Written By: Katherine Hannigan


For parents of independent readers, we provide a set of questions that should give you insight into what your child is reading and help you engage him/her in meaningful conversations about literature. We recommend using the questions provided here as a springboard for deeper conversation about Ida B:... and Her Plans to Maximize Fun, Avoid Disaster, and (Possibly) Save the World and what your child takes away from the book. Enjoy!


After just one day in kindergarten, Ida B knows that traditional schooling is just not for her. She doesn’t like the rules and regulations, and she definitely doesn’t like how she seems to lose herself as a result of being there. She wants more freedom and fun, so when she begins being homeschooled on her farm, she is content. Spending her time playing in the brook and climbing trees is just what she wants to be doing, but things change when her family discovers that her mother has cancer and her father has to sell part of their farm to pay her medical bills. This also means that Ida B has to go back to public school because her parents don’t have the time to homeschool her anymore. At first, she can’t understand why her parents would do this to her and she sets out to get her land back and get out of school. In time, she faces the reality of her family’s situation and apologizes to those she has hurt along the way. She realizes that although things may not always go her way, she must accept the things that are out of her control.

Discussion Questions

  1. Why does Ida B greatly dislike public school?
  2. How would you describe Ida B’s relationship with nature?
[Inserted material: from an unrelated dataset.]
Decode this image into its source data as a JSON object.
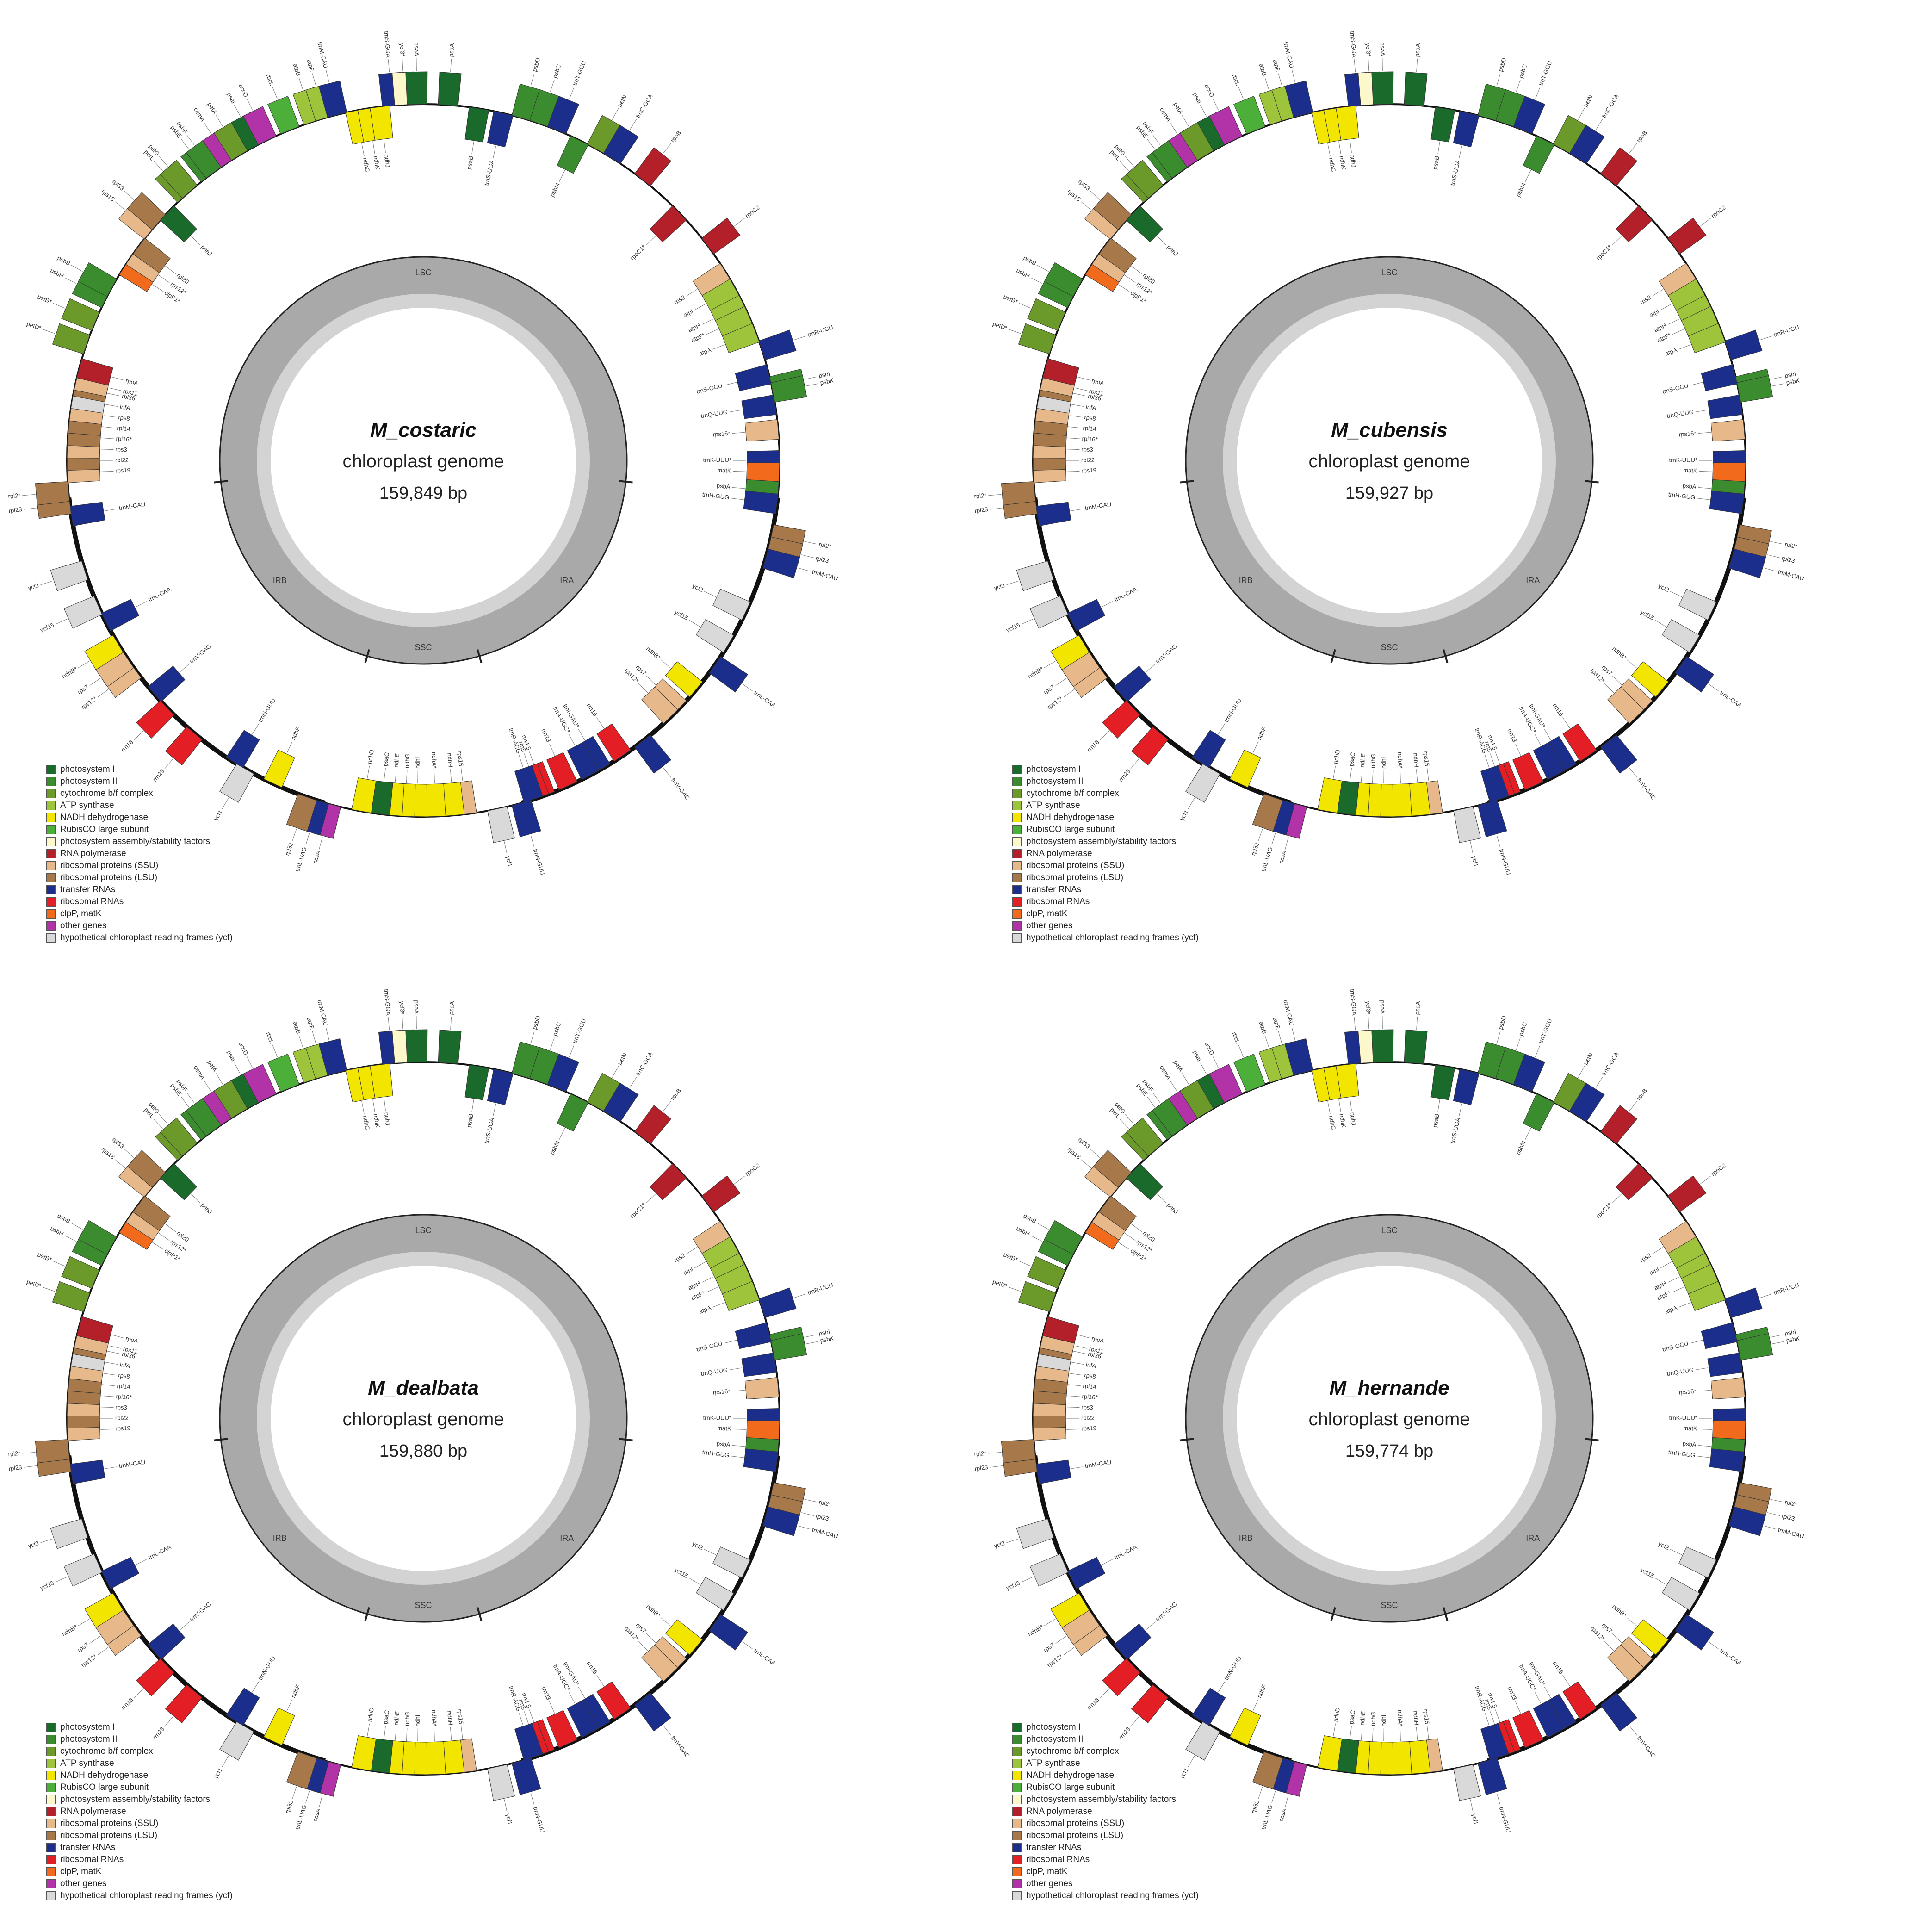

How do her beliefs about nature and the connection she has with it affect her actions and help her through difficult times?
  3. Everything in Ida B’s life seems to be going well until she discovers that her mother has cancer. How does Ida B cope with this news? How does this cause the events that come later with their farm and her having to go to public school? Can you think of a time when you got bad news? How did you react? What did you do to cope?
  4. Ms. Washington, Ida B’s teacher, doesn’t force Ida to try and make new friends when she arrives at school. Instead, what does she do to get Ida to come around?
  5. How does Ida B. try to get rid of the new people that have settled on her land? Is she successful? Why or why not?
  6. What makes Ida B realize that she needs to change her attitude? What does she do after she comes to this realization?
  7. What do you think Ida means when she says “I think the world takes care of us” (page 244)?

Above all, be sure to engage your child in a discussion about the plot line and his/her thoughts and feelings about the book. Ask what s/he likes, encourage exploration related to the book, and every now and again, offer to read parts of the book aloud, just for fun!